Così troviamo fisarmoniche, tamburelli, clavicordi e violini perfettamente amalgamati con la cifra ital-rock più classica che – ripetiamo – non smette di guardare al Nord Europa. Le tensioni di cui sopra riguardano soprattutto lo stile musicale (ma ci sarebbero anche cosucce tipo dipendenze da droga e alcol) e la band dopo il terzo capitolo in studio finirà (per poi ricomporsi in parte) come i condannati allo squarciamento nella Roma papalina sotto le spinte centrifughe dei suoi membri: da una parte quella verso le lugubri atmosfere dei Tuxedomoon vertenti soprattutto su basso e tastiere, da un’altra quella verso la solarità mediterranea, da un’altra ancora quella verso l’hard-rock più ledzeppeliniano e in ultimo quella verso il paradiso di Allah.
Non che i Litfiba di metà Ottanta disdegnino però il pop, anzi tutt’altro, e i germi della svolta degli anni ’90 si colgono già nella fantastica Apapaia, ancora oggi un cavallo di battaglia dell’ensemble (da più di trent’anni ridotto a duo), anche se poi il gioiello nascosto (ma mica tanto) è quella meraviglia di Pierrot e La Luna, dolcissima elegia notturna dalle arie scorbutiche e conturbanti. «La prossima l’abbiamo suonata pochissimo dal vivo anche negli anni Ottanta, è proprio una chicca», dirà Pelù introducendo la versione della canzone presente nel provvidenziale Trilogia 1983-1989 live 2013.
Strana poi, tanta parsimonia, perché in fondo il pezzo è solo il quinto in scaletta di 17 Re e – rispolverando un vecchio luogo comune in fatto di dischi rock – una volta le cartucce migliori le band usavano spararle nella prima metà. Ma poi, come si fa a scegliere una migliore in un album del genere.
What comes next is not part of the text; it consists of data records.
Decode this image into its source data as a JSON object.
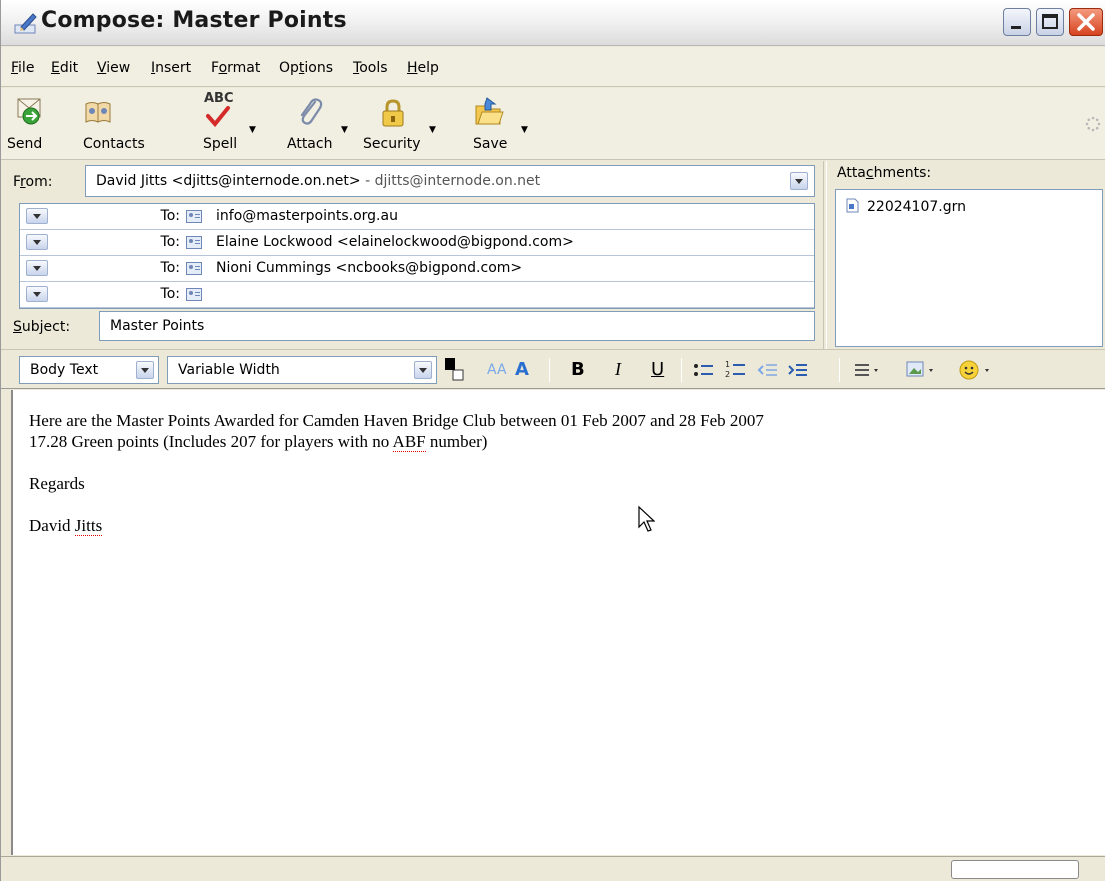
{
  "window": {
    "title": "Compose: Master Points"
  },
  "menu": [
    {
      "label": "File",
      "accel": "F",
      "rest": "ile"
    },
    {
      "label": "Edit",
      "accel": "E",
      "rest": "dit"
    },
    {
      "label": "View",
      "accel": "V",
      "rest": "iew"
    },
    {
      "label": "Insert",
      "accel": "I",
      "rest": "nsert"
    },
    {
      "label": "Format",
      "pre": "F",
      "accel": "o",
      "rest": "rmat"
    },
    {
      "label": "Options",
      "pre": "Op",
      "accel": "t",
      "rest": "ions"
    },
    {
      "label": "Tools",
      "accel": "T",
      "rest": "ools"
    },
    {
      "label": "Help",
      "accel": "H",
      "rest": "elp"
    }
  ],
  "toolbar": {
    "send": "Send",
    "contacts": "Contacts",
    "spell": "Spell",
    "attach": "Attach",
    "security": "Security",
    "save": "Save",
    "spell_icon_text": "ABC"
  },
  "header": {
    "from_label_pre": "F",
    "from_label_accel": "r",
    "from_label_rest": "om:",
    "from_value": "David Jitts <djitts@internode.on.net>",
    "from_secondary": "  - djitts@internode.on.net",
    "to_label": "To:",
    "recipients": [
      "info@masterpoints.org.au",
      "Elaine Lockwood <elainelockwood@bigpond.com>",
      "Nioni Cummings <ncbooks@bigpond.com>",
      ""
    ],
    "subject_label_accel": "S",
    "subject_label_rest": "ubject:",
    "subject_value": "Master Points",
    "attachments_label_pre": "Atta",
    "attachments_label_accel": "c",
    "attachments_label_rest": "hments:",
    "attachments": [
      "22024107.grn"
    ]
  },
  "format": {
    "paragraph_style": "Body Text",
    "font": "Variable Width"
  },
  "body": {
    "line1": "Here are the Master Points Awarded for Camden Haven Bridge Club between 01 Feb 2007 and 28 Feb 2007",
    "line2_pre": "17.28 Green points (Includes 207 for players with no ",
    "line2_flag": "ABF",
    "line2_post": " number)",
    "line3": "Regards",
    "line4_pre": "David ",
    "line4_flag": "Jitts"
  },
  "colors": {
    "accent": "#2a5db0",
    "close_button": "#d6431f",
    "field_border": "#7f9db9",
    "spell_underline": "#dd0000"
  }
}
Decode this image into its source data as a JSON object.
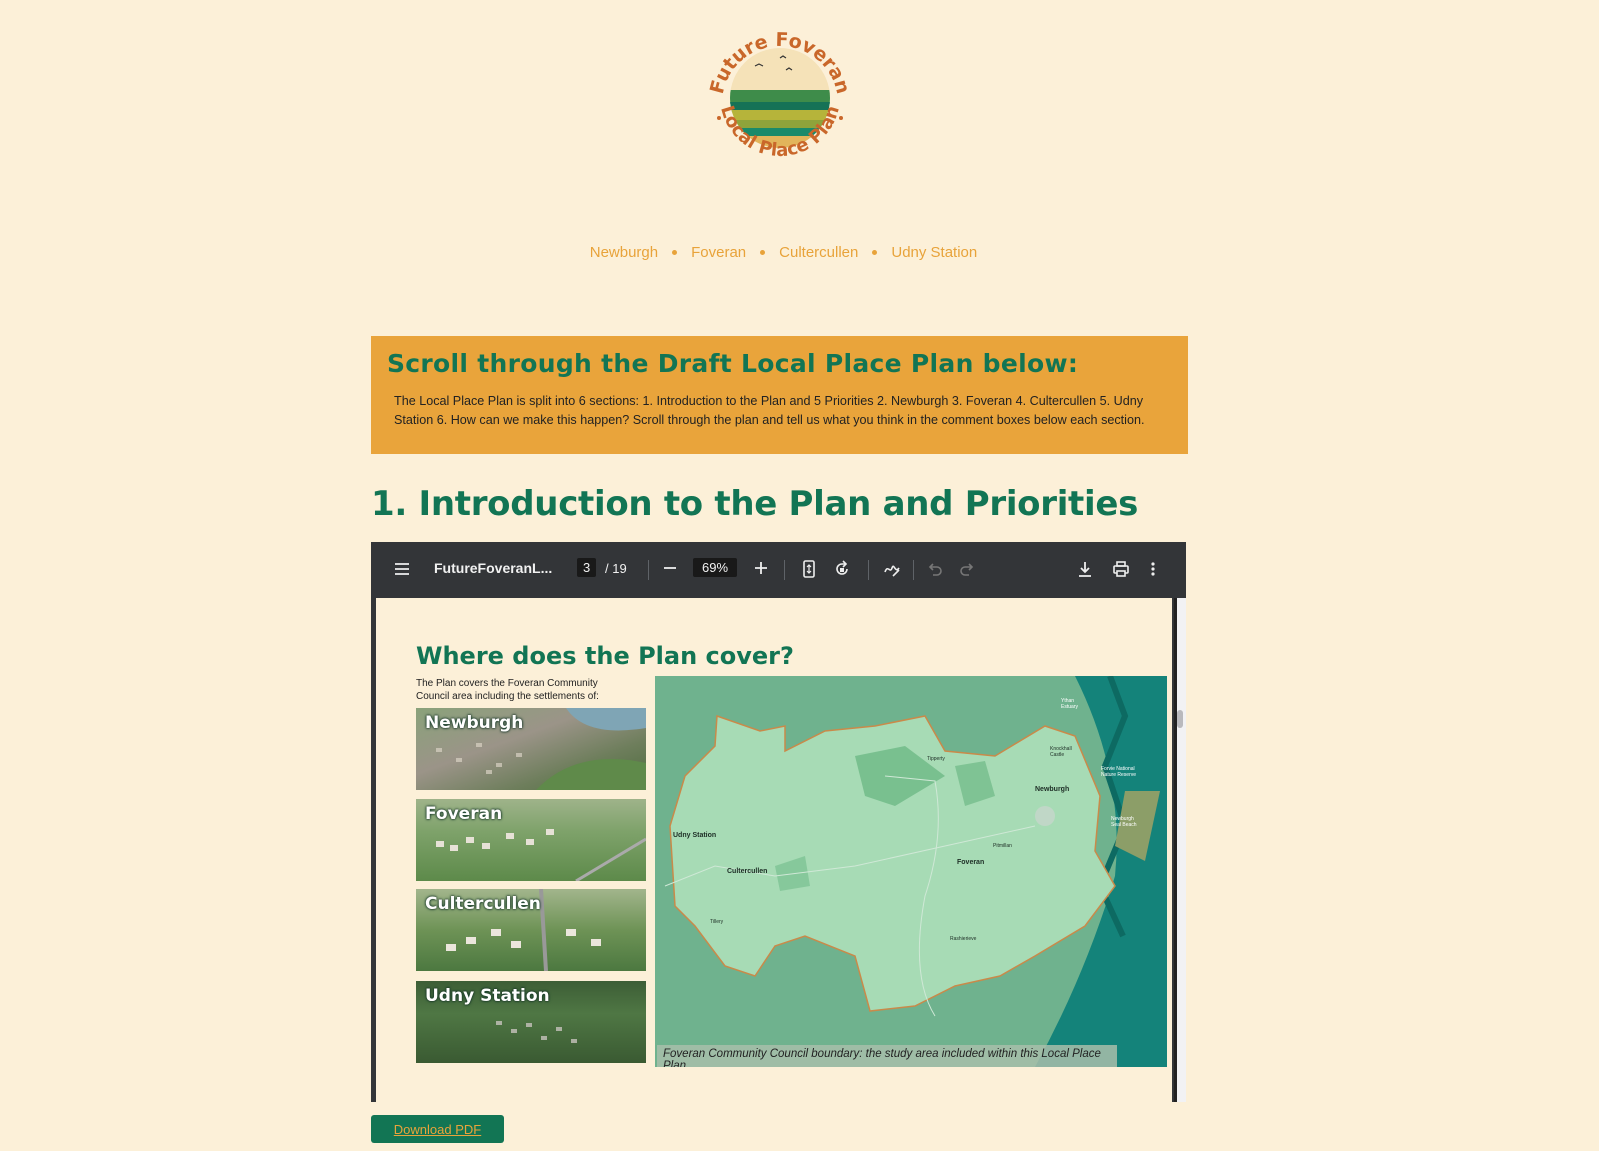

Si pensi che dalle magnifiche sedici resta esclusa l’epicissima e squassante Transea, tanto per dire, “sparata” appunto nell’EP omonimo dato alle stampe pochi mesi prima del disco.
In ogni caso, poco male perché siamo ampiamente ripagati anche dall’alcolica e bukowskiana Gira Nel Mio Cerchio, dalla rapsodica Come Un Dio e dalla meravigliosa, maestosa, fantasmagorica chiusura che è quel pamphlet antimilitarista di Ferito, il quale a un certo punto dice: «Grande capo bianco vuole carne da cannone / E che sia bello morire insieme». Vedi che poi il mondo del 1986 non è così diverso da quello del 2022 e anzi forse gli anni ’80 erano solo un test per prepararci al XXI secolo.